Final answer:
The tennis ball's change in momentum upon striking and bouncing off the wall is matched by an equal and opposite change in the wall's momentum, per Newton's third law, thus ensuring momentum conservation. Some kinetic energy is lost in the process as it is transformed into other forms like heat or sound.
Step-by-step explanation:
When a tennis ball strikes a wall with an initial speed of 15 m/s and then bounces off with a slightly reduced speed of 14 m/s, two important physical processes occur. First, the ball's momentum changes, which, according to Newton's third law, means the wall must exert an equal and opposite force on the ball, hence changing the wall's momentum to conserve overall momentum. Since the wall is much more massive than the tennis ball, its motion is negligible, but the momentum transfer still occurs. Second, considering the ball's loss of speed, some of the ball's kinetic energy is converted into other forms, like heat and sound, during the impact with the wall.

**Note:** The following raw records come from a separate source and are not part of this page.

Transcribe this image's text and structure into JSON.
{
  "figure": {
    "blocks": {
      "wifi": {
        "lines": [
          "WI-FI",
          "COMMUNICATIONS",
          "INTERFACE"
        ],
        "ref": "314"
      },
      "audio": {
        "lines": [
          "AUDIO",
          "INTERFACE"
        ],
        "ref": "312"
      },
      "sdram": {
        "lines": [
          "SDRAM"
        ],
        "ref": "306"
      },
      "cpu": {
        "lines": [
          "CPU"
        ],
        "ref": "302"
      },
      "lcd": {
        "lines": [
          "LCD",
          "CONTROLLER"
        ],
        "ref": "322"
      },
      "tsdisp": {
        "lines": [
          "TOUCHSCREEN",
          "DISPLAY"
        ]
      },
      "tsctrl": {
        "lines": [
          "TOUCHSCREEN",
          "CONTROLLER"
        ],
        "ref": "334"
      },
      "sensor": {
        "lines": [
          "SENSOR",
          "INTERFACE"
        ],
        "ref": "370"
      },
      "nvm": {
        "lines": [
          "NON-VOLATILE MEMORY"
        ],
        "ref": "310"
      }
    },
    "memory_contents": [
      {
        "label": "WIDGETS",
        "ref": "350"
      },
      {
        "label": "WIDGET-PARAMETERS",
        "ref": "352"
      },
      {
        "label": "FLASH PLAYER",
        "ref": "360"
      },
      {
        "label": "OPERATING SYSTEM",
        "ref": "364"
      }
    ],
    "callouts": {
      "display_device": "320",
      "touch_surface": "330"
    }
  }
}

To calculate the force on the wall, we can use Newton's second law and recognize that the force exerted by the wall on the ball is equal in magnitude and opposite in direction to the force the ball exerts on the wall. Given the ball's mass and change in velocity (which includes direction), we can determine the change in momentum, and with the time between hits, we can find the average force exerted by the ball on the wall. Kinetic energy loss can be calculated by comparing the kinetic energies before and after the collision, with the difference representing the energy that was not retained as kinetic.